Y escucho la lluvia en la alta noche. Afuera. Y pienso en levantarme y escribir todo eso. En mi mente, lejana, flota la melancolía de antaño cuando veía llover, o escuchaba el tamborileo de la lluvia en mi ventana. Entonces traía aquello a mi corazón, aquel no se qué que ya no está. No hay nada, es solo lluvia. Su rumor acaso me devuelve el recuerdo del recogimiento y la melancolía. La vaga sensación de que así era, de que así fue algún lugar en otro tiempo.

Escribirlo no me va a salvar de la pérdida. No me va a devolver la melancolía que tampoco he llegado a saber de dónde viene. La lluvia debería hacerme sentir algo, pero solo queda el recuerdo de la melancolía. Y ya sé que no hay respuestas. Aquello inasible que nunca supe qué era, también ha dejado de estar. Pero también por eso escribo: trato de atrapar lo inatrapable.

Yo, que buscaba certezas, ahora estoy más perdido que nunca, con más preguntas. Y menos respuestas. ¿Para qué escribir entonces si ya sé que ni siquiera hacer mejores preguntas me va a llevar a ninguna parte?

¿Y a dónde era que yo quería llegar?

Yo todo lo que quería era aprender cómo vivir.

Pues lo he logrado, tanto, que sigo aprendiendo hasta el día de hoy.
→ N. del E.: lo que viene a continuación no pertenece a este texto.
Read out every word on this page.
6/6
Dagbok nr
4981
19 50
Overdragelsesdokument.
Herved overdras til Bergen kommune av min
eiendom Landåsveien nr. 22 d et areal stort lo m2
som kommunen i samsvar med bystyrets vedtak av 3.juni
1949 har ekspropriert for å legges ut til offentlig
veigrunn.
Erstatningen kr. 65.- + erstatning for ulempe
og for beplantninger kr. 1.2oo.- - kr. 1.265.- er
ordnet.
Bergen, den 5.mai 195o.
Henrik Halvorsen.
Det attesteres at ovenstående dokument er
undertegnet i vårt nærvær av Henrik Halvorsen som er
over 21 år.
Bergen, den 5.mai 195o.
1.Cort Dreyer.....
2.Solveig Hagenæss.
Pero escribir —y esto es lo que me atormenta y me quita el sueño— poner la vida en palabras y en ficciones porque así iba a entender de qué se trataba ya no me sirve, no me va a salvar de mí mismo, de vivir mi propia vida. Mucho menos de morir mi muerte, propia o impropia.

¿Entonces por qué lo haces ahora? Ser escritor le daba sentido a la vida. Era romántico. Garabatear en aeropuertos, en buhardillas, al filo de la madrugada. Me hacía sentir un ser realmente superior, que era lo que yo quería ser, diferente a los demás.

Yo admiraba a los escritores y su supuesto heroísmo ante la cuartilla en blanco y todo eso; su inteligencia y profundidad, y quería ser uno de ellos. Publiqué mis novelas y me junté horas con otros escritores, y nos emborrachamos juntos, y vivimos como escritores.

Y nada. No había nada detrás de aquello. Ni delante. Los escritores eran seres humanos comunes y corrientes. A veces tan corrientes que ni ellos mismos, nosotros, nos dábamos cuenta. Los escritores se inventan otros mundos para no vivir en el suyo, para salir de su mente y de sí mismos.

No es diferente a jugar Candy Crush o ver videos de Maluma. Uno cree que es más elevado. Pero uno cree lo que quiere creer, porque en realidad no lo sabe, porque no hay respuestas. Solo mejores preguntas de un ilusorio ego. ¿Mejores según quién?

Escribir le daba sentido a mi vida; pero cada vez escribo menos y hallo menos razones para hacerlo. Es lo más terrible; descubrirte Sísifo cuesta arriba, en plena subida, atado a tu piedra y desvariando, atenazado aún y siempre por las ganas humanas. Saber que no vas a aprender nunca a vivir, aunque te aferres a la idea hasta el día de tu muerte.

Dicen que a partir de los cincuenta empiezas a aprender a morir, si llegas aquí, claro. ¿De verdad alguien quiere aprender a morir? (¿Y esa será acaso una mejor pregunta?) ¿Para qué mierda estoy escribiendo todo esto? ¿Esa será acaso una mejor pregunta? ¿Cómo va a terminar todo esto? ¿Adónde quiero llegar? Esta será acaso…

Ya no quiero escribir, no me ha servido de nada. No he aprendido a vivir. Estoy ahogado de mejores preguntas. Inundado. Y no para de llover. Debo dormir, mañana será otro día. Dicen que el alma sabe lo que busca, y quizá me la encuentre de vuelta en la ciudad inundada. Mañana. Y termine este desvarío… Y empiece otro.